Oh god, I wish speech to text engines would colour code the whole thing like a heat map to focus your attention to review where it may have over-enthusiastically guessed at what was said.
You no knot.
- gioazzi 5 months ago
  
  We did this for a speech to text solution in healthcare. Doctors would always review everything that was transcribed manually (you don’t want hallucinations in your prescription), and using a heatmap it was trivial to identify e.g. drugs that were pretty much always misunderstood by STT
somebehemoth 5 months ago

I know nothing about OCR providers. It seems like OCR failure would result in gibberish or awkward wording that might be easy to spot. Doesn't the LLM failure mode assert made up truths eloquently that are more difficult to spot?
nyarlathotep_ 5 months ago

> is that they're ~85% accurate.
Speaking from experience, you need to double check "I" and "l" and "1" "0" and "O" all the time, accuracy seems to depend on the font and some other factors.
have a util script I use locally to copy some token values out of screenshots from a VMWare client (long story) and I have to manually adjust 9/times.
How relevant that is or isn't depends on the use case.

itissid 5 months ago

For an OCR company I imagine it is unconscionable to do this because if you would say OCR for an Oral History project for a library and you made hallucination errors, well you've replaced facts with fiction. Rewriting history? What the actual F.

phatfish 5 months ago
Probaly totally fine for a "fintech" (Crypto?) though. Most of them are just burning VC money anyway. Maybe a lucky customer gets a windfall because Gemini added some zeros.
- rapind 5 months ago
  
  I think you can just ask DeepSeek to create a coin for you at this point, and with the recent elimination of any oversight, you can automate your rug pulls...
threecheese 5 months ago

Normal OCR (like Tesseract) can be wrong as well (and IMO this happens frequently). It won’t hallucinate/straight make shit up like an LLM, but a human needs to review OCR results if the workload requires accuracy. Even across multiple runs of the same image an OCR can give different results (in some scenarios). No OCR system is perfectly accurate, they all use some kind of machine learning/floating point/potentially nondeterministic tech.

nthingtohide 5 months ago

Can confirm using gemini, some figure numbers were hallucinated. I had to cross-check each row to make sure data extracted is correct.

godapi 5 months ago

use different models to extract the page and cross check against each other. generally reduces issues alot

basch 5 months ago

Wouldn’t the temperature on something like OCR be very low. You want the same result every time.

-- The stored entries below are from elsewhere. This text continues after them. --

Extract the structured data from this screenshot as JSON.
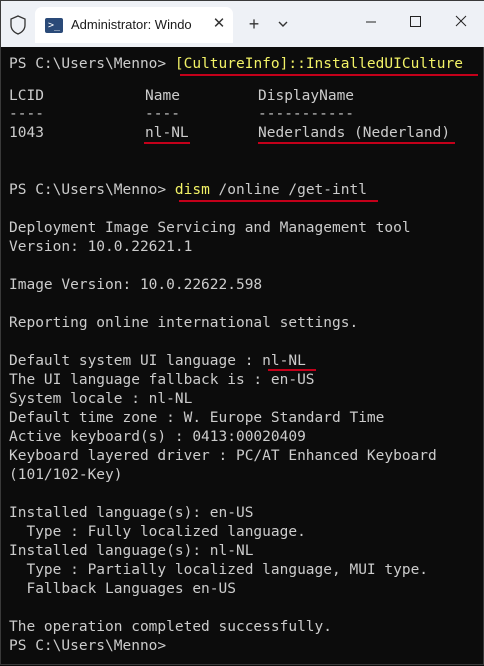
{
  "window": {
    "tab_title": "Administrator: Windo",
    "tab_icon_glyph": ">_",
    "close_tab_glyph": "✕",
    "new_tab_glyph": "+"
  },
  "colors": {
    "terminal_bg": "#0c0c0c",
    "text": "#cccccc",
    "command_highlight": "#f2f266",
    "annotation_underline": "#c4001a",
    "titlebar_bg": "#eef1f6"
  },
  "terminal": {
    "cmd1": {
      "prompt": "PS C:\\Users\\Menno> ",
      "command": "[CultureInfo]::InstalledUICulture"
    },
    "culture_table": {
      "headers": [
        "LCID",
        "Name",
        "DisplayName"
      ],
      "separators": [
        "----",
        "----",
        "-----------"
      ],
      "row": [
        "1043",
        "nl-NL",
        "Nederlands (Nederland)"
      ]
    },
    "cmd2": {
      "prompt": "PS C:\\Users\\Menno> ",
      "command": "dism",
      "args": " /online /get-intl"
    },
    "output": [
      "Deployment Image Servicing and Management tool",
      "Version: 10.0.22621.1",
      "Image Version: 10.0.22622.598",
      "Reporting online international settings.",
      "Default system UI language : nl-NL",
      "The UI language fallback is : en-US",
      "System locale : nl-NL",
      "Default time zone : W. Europe Standard Time",
      "Active keyboard(s) : 0413:00020409",
      "Keyboard layered driver : PC/AT Enhanced Keyboard",
      "(101/102-Key)",
      "Installed language(s): en-US",
      "  Type : Fully localized language.",
      "Installed language(s): nl-NL",
      "  Type : Partially localized language, MUI type.",
      "  Fallback Languages en-US",
      "The operation completed successfully.",
      "PS C:\\Users\\Menno>"
    ]
  }
}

Isn’t some part of hallucination the randomness of temperature?

manmal 5 months ago
I can imagine reducing temp too much will lead to garbage results in situations where glyphs are unreadable.
- 2rsf 5 months ago
  
  Isn't it a good thing in this case? this is fintec, so if in doubt get a human to look at it
- basch 5 months ago
  
  so you want every time you scan something illegible, for it to return a different result.

serjester 5 months ago

The LLM's are near perfect (maybe parsing I instead of 1) - if you're using the outputs in the context of RAG, your errors are likely much much higher in the other parts of your system. Spending a ton of time and money chasing 9's when 99% of your system's errors have totally different root causes seems like a bad use of time (unless they're not).